Alors que l’Union européenne se « précipite » pour sceller un accord de libre-échange avec les pays du Mercosur, la France, quant à elle, reste campée sur un refus catégorique vu les conditions actuelles et la vive colère des agriculteurs.
En jeu, un traité vieux de 25 ans en gestation, qui prévoit notamment l’importation annuelle de 90 000 à 100 000 tonnes de viande bovine latino-américaine sur le territoire européen. Ce projet est perçu par les agriculteurs français comme une menace complète sur leur mode de production très normée.

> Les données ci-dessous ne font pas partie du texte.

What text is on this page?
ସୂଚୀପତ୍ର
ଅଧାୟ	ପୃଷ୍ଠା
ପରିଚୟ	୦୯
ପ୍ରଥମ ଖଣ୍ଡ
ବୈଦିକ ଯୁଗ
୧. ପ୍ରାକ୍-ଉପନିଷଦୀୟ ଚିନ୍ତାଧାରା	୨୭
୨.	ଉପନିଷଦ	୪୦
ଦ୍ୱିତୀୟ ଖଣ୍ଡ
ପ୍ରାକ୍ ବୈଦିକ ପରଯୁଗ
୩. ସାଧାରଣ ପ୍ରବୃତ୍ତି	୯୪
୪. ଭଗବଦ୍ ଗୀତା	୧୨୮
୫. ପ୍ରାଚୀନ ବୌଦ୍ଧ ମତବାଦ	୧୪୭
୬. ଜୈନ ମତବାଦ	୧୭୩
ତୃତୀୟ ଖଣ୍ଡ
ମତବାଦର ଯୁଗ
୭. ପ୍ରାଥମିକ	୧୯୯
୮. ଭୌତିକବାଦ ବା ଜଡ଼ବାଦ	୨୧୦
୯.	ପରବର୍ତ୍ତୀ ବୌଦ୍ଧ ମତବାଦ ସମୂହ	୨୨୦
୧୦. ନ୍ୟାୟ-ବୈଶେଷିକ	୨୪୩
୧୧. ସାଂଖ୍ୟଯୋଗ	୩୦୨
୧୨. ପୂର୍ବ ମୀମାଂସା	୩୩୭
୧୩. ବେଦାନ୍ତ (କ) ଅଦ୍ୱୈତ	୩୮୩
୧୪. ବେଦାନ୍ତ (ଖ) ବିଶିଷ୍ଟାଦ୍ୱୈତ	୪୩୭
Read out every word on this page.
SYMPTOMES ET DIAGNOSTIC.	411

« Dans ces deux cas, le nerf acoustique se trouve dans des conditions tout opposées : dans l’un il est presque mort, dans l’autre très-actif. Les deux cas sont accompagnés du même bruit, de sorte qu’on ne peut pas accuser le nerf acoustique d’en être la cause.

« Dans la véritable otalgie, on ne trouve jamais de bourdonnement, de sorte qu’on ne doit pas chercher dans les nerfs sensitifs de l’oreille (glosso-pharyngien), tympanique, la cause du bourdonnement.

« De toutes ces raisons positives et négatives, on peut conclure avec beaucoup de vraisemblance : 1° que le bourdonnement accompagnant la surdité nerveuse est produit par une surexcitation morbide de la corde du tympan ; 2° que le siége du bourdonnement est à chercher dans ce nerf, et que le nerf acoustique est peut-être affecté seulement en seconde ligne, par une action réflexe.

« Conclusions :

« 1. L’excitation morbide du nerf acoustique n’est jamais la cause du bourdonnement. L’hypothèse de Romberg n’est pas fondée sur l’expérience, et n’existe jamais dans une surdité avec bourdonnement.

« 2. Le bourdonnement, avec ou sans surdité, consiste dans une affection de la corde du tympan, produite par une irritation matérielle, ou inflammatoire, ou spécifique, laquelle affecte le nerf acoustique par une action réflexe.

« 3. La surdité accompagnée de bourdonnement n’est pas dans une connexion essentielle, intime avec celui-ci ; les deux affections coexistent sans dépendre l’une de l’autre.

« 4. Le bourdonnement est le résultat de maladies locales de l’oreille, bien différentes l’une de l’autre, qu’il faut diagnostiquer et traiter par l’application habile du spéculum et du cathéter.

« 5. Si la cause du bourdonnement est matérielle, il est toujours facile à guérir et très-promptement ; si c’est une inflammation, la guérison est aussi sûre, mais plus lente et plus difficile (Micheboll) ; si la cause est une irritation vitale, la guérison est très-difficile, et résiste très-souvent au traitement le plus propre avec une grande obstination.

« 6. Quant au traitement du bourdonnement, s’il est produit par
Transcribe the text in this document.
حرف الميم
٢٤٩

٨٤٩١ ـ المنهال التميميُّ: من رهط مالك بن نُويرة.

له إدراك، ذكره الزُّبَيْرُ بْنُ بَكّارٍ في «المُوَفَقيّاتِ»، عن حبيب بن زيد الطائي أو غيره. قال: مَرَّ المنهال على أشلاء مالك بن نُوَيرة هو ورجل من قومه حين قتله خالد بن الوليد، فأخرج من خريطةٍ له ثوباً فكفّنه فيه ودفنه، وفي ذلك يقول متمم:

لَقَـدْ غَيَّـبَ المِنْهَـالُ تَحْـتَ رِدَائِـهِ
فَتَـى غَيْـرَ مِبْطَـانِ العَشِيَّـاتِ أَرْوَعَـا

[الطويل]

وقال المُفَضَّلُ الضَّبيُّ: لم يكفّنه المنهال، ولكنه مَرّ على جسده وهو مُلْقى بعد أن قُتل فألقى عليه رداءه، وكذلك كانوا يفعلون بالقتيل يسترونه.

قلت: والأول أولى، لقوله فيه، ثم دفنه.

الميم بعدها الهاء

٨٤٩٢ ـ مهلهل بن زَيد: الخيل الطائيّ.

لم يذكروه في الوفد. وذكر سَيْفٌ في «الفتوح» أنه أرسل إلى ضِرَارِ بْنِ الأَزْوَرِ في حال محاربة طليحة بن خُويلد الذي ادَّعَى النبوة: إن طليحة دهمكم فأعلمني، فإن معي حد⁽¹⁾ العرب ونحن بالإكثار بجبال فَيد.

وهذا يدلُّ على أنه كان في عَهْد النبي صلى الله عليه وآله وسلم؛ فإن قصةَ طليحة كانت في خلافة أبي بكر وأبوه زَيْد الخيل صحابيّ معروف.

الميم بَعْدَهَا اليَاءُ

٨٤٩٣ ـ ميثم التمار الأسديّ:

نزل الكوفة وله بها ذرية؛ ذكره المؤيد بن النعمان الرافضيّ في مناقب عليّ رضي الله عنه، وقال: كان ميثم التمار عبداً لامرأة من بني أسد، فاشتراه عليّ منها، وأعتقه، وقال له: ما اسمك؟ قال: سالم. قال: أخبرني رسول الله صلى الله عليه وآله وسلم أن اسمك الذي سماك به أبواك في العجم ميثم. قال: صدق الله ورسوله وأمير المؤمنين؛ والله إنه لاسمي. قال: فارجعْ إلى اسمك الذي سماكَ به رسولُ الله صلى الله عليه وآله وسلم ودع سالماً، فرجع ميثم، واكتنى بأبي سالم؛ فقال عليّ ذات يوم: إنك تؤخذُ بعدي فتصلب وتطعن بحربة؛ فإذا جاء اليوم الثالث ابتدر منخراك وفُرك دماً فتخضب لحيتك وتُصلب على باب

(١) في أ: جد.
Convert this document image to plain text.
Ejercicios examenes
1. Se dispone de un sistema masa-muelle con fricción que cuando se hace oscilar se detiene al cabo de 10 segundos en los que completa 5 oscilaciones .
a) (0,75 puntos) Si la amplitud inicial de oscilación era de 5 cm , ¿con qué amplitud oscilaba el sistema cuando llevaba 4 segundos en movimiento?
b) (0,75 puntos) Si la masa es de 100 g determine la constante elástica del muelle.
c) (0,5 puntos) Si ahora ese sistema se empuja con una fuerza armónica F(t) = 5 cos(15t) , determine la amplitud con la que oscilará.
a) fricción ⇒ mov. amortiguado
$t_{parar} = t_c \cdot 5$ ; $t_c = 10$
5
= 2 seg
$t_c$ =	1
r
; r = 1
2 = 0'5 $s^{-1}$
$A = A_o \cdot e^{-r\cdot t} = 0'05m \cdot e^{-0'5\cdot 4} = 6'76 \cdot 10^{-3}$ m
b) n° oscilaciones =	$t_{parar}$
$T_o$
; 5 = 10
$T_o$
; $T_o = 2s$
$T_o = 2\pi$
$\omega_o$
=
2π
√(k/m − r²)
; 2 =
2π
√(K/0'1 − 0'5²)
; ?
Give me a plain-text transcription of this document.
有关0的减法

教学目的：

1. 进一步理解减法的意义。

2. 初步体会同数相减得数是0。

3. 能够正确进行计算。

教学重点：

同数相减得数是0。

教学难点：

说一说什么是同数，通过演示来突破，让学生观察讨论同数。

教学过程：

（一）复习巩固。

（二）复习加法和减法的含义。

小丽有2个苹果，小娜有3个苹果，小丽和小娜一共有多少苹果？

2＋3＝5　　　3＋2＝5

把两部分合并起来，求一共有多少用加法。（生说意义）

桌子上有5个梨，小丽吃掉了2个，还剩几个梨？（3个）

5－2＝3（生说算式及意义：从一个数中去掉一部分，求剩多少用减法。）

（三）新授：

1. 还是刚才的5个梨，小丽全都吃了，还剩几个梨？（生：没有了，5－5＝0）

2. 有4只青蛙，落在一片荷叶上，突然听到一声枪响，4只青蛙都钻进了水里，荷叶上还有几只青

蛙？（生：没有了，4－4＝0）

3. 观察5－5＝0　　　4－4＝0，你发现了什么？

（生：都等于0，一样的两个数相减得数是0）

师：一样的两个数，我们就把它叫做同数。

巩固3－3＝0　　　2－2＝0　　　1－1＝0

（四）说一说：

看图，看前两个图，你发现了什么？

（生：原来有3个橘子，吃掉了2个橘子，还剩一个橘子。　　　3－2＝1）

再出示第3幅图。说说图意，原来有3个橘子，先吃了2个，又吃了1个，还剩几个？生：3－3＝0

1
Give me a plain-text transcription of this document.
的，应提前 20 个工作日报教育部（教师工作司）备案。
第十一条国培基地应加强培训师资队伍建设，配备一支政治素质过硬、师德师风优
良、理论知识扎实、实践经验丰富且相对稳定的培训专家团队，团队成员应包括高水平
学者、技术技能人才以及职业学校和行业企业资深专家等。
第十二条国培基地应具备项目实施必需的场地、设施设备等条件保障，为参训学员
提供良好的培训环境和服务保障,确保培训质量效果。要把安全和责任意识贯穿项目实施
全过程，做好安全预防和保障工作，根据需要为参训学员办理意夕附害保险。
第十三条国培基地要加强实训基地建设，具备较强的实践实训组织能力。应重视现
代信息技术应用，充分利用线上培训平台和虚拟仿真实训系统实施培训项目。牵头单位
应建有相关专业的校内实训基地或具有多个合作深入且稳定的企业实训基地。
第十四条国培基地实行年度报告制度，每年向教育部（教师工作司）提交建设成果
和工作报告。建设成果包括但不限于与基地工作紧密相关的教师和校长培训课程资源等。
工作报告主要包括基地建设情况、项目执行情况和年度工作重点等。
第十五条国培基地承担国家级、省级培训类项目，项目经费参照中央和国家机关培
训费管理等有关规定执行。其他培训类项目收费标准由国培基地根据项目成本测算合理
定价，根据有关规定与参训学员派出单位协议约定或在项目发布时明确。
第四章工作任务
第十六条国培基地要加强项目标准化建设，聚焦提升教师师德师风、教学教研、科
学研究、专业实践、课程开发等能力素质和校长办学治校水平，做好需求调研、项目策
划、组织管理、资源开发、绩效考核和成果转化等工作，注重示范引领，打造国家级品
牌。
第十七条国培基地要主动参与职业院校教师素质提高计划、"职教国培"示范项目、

La signature de cet accord provoque un retour des mobilisations programmées la semaine prochaine et courant décembre. Arnaud Rousseau, président de la Fédération nationale des syndicats d’exploitants agricoles (FNSEA), dénonce une Europe qui s’apprête à devenir « une passoire », facilitant l’entrée de produits agricoles qui ne répondent à aucun des standards imposés aux agriculteurs européens. Sur France Inter, il réitère la volonté des agriculteurs à se mobiliser, non pas pour « ennuyer les Français », mais pour défendre une agriculture française qui fait « sens » et qui garantit des produits de qualité. « Nous voulons interpeller les pouvoirs publics. Nous ne ciblons pas les autoroutes, notre but n’est ni de bloquer ni d’affamer la France », déclare-t-il fermement.
Rendez-vous le lundi 18 novembre
Pour l’heure, pas de “giléjaunisation” du mouvement donc, mais le contexte de cette révolte agricole dépasse la simple opposition à l’accord Mercosur. Il est alimenté par un climat de défiance face à une politique européenne perçue comme insensible aux préoccupations territoriales.
La FNSEA, majoritaire dans le secteur agricole français, a donné rendez-vous aux agriculteurs pour des mobilisations à partir du lundi 18 novembre, date symbolique correspondant au sommet du G20 à Rio de Janeiro, où les discussions sur le Mercosur seront à l’ordre du jour. La Coordination rurale et la Confédération paysanne, associations agricoles plus radicales, prévoient également des actions coup de poing. La « révolte agricole » prend forme, soutenue par une alliance syndicale large et déterminée à « faire entendre la voix des agriculteurs européens ».
Situation financière des exploitations : alarmante !
Le refus de cet accord se nourrit aussi d’un contexte économique difficile. Selon Arnaud Rousseau, les trésoreries des exploitants sont au plus bas après une année particulièrement rude : moissons décevantes, maladies sanitaires dans les élevages et retards dans la réception des vaccins. La situation financière des exploitations est alarmante, et les aides promises tardent à se concrétiser, d’autant plus que la dissolution de l’Assemblée nationale a paralysé plusieurs projets de loi essentiels pour le secteur agricole.
La mobilisation s’annonce évolutive et risque bien d’être fortement suivie. Pour ce premier acte saison 2, la FNSEA privilégie les rassemblements devant les préfectures et sur les ronds-points à travers la France, pas de prises d’assaut des autoroutes prévues.
Novembre, décembre, janvier
En Occitanie et Nouvelle-Aquitaine, où la colère des agriculteurs est particulièrement vive, la mobilisation pourrait durer jusqu’à la mi-décembre, voire reprendre en janvier. L’objectif : faire pression pour que l’Europe revoie ses exigences et cesse d’ouvrir ses frontières à des produits qui ne respectent pas les normes.
Cette mobilisation dépasse les frontières françaises. En s’opposant au traité Mercosur, les agriculteurs ne défendent pas seulement leurs exploitations, mais ils alertent sur le risque d’un dumping agricole qui menace la souveraineté alimentaire et environnementale de l’Europe.